Do tragicznego zdarzenia doszło na jednej z łódzkich stacji benzynowych ok. godziny 2 w nocy. 20-letni mężczyzna przyjechał na stację wraz ze swoją 15-letnią dziewczyną. W pewnym momencie w pobliżu pojazdu pojawiło się dwóch mężczyzn.
RMF FM podaje, że 20-latek został siłą wyciągnięty ze swojego samochodu. Napastnicy mieli się z nim szarpać, a następnie wsiąść do pojazdu i odjechać. 20-latek, zgodnie z relacją rozgłośni radiowej, zaczął chwiać się na nogach, a po chwili upadł na chodnik i stracił przytomność.
Na miejsce wezwano pogotowie, jednak gdy ratownicy przyjechali na miejsce okazało się, iż 20-latek nie żyje. Okoliczności śmierci młodego mężczyzny bada obecnie prokuratura. Służby nie wiedzą, co doprowadziło do śmierci 20-latka.
– Na ciele mężczyzny nie było obrażeń, które pozwoliłby na stwierdzenie na tym etapie, co przyczyniło się do jego śmierci. To jednak nie oznacza, że poszkodowany nie miał ran wewnętrznych.
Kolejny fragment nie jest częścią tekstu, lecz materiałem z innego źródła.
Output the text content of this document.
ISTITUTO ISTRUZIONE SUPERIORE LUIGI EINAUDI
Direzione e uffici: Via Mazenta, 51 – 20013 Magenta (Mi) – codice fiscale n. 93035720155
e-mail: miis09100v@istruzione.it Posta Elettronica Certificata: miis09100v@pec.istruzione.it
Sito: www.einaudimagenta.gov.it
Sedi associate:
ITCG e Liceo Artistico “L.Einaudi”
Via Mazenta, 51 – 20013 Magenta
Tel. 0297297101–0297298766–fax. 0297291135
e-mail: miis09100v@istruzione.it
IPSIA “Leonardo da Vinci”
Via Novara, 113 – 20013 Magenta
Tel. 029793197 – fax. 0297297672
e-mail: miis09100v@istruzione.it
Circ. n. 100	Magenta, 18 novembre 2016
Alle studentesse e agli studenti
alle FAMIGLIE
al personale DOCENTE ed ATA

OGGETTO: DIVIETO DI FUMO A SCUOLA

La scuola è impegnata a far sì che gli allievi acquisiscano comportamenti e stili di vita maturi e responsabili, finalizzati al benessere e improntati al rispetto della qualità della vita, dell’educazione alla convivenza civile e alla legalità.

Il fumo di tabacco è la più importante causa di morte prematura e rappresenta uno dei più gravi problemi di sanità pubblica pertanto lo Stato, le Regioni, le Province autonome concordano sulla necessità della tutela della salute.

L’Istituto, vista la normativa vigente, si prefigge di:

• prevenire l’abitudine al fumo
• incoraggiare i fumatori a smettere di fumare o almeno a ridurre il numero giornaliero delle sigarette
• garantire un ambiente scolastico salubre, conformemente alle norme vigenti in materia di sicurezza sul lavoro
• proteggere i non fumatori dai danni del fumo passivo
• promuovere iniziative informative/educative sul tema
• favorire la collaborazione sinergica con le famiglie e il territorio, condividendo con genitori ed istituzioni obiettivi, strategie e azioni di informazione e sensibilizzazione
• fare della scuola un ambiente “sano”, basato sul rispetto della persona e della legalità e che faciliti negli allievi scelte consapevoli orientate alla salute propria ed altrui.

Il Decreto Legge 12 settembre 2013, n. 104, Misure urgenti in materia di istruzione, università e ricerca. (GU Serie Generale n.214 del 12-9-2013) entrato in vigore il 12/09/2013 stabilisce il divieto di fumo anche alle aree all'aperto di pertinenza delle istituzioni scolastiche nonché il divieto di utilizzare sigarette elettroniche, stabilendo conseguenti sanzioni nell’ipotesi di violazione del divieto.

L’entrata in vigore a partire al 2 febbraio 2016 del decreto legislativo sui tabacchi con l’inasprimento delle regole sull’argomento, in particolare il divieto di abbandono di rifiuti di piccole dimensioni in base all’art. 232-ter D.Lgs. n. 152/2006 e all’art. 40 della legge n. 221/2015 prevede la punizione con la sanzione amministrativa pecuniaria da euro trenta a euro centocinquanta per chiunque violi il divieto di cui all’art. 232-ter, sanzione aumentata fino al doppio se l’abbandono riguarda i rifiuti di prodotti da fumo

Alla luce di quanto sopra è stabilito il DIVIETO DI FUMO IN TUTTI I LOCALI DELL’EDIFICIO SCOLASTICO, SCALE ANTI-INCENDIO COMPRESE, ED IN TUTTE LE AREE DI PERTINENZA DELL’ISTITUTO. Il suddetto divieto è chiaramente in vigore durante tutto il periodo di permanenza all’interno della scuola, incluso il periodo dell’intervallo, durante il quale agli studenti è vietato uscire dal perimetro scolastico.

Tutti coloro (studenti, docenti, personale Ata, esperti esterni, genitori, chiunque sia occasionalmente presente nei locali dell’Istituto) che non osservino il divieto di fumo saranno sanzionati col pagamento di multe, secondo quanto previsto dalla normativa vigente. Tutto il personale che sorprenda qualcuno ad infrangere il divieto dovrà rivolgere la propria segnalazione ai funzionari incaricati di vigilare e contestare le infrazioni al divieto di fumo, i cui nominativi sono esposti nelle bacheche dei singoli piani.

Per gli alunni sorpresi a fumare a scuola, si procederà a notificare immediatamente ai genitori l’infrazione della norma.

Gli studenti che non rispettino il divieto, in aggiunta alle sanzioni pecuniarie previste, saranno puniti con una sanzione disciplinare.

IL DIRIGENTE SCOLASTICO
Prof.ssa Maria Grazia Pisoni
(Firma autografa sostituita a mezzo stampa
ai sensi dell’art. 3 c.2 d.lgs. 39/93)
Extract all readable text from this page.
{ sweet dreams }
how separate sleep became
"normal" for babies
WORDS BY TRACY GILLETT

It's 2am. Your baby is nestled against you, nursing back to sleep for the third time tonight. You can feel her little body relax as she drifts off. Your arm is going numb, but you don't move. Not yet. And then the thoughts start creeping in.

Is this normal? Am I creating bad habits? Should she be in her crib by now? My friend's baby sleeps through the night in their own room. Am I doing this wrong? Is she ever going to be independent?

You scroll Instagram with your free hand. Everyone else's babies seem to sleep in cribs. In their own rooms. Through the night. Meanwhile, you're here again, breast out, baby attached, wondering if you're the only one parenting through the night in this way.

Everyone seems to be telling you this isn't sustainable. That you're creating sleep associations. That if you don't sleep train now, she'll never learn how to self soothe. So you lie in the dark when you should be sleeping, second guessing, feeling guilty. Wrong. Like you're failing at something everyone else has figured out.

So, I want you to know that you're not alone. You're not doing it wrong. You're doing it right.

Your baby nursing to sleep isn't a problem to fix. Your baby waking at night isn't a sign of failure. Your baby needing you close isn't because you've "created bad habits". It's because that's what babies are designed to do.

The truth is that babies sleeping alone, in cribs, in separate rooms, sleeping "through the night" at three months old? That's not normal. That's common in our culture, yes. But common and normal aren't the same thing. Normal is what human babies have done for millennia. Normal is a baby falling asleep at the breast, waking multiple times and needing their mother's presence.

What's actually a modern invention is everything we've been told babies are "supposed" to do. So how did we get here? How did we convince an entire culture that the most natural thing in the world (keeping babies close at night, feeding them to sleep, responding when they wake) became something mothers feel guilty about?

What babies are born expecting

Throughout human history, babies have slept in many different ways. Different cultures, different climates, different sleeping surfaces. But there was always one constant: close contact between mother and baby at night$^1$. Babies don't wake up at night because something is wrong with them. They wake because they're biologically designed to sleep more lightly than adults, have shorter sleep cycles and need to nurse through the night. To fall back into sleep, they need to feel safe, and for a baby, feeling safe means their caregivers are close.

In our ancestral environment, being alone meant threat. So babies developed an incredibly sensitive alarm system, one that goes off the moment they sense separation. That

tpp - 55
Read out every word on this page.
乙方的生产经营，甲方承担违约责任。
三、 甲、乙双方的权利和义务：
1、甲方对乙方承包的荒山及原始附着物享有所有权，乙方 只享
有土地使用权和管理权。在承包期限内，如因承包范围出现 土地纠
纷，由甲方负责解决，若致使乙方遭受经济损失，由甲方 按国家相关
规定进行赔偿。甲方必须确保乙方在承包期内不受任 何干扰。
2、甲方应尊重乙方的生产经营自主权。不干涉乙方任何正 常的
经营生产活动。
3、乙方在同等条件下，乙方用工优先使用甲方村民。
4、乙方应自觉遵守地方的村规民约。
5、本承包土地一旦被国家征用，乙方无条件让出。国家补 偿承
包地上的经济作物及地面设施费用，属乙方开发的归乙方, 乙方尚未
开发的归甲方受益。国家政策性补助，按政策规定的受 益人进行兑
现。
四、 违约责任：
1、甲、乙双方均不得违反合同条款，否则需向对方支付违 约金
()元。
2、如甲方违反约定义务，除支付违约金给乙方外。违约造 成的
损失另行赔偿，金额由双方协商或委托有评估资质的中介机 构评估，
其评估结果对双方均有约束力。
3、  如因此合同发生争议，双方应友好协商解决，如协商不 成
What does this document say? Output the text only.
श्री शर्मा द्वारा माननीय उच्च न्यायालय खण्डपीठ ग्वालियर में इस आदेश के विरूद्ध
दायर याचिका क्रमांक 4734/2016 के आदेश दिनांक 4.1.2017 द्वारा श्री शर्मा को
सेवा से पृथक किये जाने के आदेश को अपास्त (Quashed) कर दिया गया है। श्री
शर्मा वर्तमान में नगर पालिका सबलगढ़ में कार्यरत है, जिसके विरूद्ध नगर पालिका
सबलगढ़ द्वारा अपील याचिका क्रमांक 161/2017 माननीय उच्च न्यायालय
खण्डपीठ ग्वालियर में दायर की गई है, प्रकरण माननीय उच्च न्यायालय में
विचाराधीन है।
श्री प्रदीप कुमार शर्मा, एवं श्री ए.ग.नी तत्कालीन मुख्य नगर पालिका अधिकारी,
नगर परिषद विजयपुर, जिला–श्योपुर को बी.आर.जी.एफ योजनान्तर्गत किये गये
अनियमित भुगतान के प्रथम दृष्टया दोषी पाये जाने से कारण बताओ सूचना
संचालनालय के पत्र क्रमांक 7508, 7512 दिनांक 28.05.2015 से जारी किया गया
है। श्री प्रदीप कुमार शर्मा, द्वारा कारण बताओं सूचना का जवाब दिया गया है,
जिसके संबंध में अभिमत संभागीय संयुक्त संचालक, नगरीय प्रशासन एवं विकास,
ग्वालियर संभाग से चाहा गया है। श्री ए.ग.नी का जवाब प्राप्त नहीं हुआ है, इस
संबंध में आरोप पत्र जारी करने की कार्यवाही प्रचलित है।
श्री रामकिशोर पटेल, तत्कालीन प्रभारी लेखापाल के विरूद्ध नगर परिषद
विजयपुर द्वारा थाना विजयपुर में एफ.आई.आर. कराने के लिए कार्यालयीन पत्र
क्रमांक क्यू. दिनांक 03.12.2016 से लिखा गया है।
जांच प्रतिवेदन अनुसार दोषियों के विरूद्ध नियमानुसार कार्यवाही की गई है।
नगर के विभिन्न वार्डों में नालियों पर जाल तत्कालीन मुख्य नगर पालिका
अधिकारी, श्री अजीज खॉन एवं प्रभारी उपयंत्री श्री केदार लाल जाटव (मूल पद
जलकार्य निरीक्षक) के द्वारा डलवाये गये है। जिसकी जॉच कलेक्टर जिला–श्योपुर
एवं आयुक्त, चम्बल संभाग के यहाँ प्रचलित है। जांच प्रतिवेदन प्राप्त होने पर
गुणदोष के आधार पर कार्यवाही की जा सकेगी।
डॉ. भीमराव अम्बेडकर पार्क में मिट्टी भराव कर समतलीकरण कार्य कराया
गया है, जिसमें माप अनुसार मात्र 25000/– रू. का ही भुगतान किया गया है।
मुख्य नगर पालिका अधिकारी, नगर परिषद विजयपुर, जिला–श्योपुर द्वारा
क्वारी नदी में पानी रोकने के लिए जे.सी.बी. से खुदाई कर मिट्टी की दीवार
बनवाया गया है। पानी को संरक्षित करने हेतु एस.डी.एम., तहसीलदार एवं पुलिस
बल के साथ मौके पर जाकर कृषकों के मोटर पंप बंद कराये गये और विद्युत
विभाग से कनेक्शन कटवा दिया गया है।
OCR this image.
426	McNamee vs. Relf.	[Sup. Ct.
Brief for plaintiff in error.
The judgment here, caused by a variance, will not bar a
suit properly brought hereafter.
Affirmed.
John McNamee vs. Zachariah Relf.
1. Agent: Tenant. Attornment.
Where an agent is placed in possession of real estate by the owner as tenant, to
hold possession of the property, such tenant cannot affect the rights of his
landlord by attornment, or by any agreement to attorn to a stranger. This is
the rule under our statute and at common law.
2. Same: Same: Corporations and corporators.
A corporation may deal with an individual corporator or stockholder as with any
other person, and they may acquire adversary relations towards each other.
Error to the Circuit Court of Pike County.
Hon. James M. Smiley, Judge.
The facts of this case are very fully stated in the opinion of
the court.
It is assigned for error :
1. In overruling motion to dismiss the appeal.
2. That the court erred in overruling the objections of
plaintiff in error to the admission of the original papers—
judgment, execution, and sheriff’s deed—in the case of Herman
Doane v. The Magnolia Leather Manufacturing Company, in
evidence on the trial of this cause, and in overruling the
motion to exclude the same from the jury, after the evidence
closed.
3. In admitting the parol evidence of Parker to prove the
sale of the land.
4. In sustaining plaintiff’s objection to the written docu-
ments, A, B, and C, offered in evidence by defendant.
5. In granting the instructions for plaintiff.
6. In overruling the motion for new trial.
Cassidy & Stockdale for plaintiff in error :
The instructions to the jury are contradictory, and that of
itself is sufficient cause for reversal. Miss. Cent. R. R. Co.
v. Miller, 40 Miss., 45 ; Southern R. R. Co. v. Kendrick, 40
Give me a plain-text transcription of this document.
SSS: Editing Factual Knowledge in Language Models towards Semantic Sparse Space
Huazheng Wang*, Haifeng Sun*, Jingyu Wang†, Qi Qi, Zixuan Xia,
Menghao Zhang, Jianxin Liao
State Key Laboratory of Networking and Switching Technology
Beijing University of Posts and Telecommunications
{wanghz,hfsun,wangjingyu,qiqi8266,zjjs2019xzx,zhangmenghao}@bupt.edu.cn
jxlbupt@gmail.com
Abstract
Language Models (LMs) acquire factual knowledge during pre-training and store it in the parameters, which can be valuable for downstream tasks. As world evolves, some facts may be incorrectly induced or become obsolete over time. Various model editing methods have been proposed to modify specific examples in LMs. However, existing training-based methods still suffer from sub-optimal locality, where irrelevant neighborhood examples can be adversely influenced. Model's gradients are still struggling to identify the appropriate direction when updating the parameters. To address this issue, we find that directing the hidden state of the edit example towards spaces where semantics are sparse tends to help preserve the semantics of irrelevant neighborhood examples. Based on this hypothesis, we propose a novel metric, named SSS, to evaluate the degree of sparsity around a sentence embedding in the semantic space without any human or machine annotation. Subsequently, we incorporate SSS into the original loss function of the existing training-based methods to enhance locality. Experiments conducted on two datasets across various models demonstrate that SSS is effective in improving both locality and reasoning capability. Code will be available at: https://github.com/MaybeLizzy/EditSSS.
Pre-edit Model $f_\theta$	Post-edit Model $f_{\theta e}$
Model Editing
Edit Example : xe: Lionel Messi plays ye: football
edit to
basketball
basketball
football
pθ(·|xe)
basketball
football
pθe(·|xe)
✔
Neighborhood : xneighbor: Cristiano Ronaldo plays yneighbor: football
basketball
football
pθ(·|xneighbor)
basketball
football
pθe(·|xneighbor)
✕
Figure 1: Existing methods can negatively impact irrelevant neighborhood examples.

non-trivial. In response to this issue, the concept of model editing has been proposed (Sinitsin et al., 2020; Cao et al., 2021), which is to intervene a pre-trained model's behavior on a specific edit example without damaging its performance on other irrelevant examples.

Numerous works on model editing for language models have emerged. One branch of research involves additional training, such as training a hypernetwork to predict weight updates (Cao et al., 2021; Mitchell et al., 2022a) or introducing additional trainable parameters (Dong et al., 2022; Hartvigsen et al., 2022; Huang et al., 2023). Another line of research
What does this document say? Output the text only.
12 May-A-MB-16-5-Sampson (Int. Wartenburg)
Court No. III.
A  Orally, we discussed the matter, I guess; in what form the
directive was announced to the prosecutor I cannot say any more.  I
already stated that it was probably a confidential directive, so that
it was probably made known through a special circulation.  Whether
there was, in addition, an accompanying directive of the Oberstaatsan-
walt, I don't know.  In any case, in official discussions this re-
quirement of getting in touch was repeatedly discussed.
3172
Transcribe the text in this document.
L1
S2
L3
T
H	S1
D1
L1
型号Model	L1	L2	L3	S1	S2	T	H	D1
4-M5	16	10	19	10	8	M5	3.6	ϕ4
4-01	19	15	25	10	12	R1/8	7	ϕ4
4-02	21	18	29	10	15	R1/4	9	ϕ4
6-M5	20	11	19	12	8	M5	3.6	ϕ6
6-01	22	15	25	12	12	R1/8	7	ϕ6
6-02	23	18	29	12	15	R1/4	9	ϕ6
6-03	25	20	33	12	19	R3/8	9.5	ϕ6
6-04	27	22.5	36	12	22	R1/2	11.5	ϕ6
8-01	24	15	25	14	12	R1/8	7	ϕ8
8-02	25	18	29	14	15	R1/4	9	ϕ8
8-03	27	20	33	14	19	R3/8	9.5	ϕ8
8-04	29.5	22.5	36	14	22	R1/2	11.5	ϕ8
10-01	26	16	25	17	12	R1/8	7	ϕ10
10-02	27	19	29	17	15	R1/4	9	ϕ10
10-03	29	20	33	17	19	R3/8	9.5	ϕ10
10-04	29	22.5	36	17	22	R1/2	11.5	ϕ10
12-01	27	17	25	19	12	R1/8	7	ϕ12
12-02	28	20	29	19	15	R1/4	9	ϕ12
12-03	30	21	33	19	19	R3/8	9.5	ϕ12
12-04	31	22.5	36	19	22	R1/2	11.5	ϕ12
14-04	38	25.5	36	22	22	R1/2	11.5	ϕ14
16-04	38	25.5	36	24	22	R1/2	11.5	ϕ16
Na tym etapie nie możemy jednoznacznie stwierdzić, czy i w jakim stopniu rozbój mógł wpłynąć na śmierć poszkodowanego – poinformowała aspirant Kamila Sowińska z Komendy Miejskiej Policji w Łodzi.
Przyczynę tajemniczej śmierci młodego mężczyzna wyjaśni sekcja zwłok.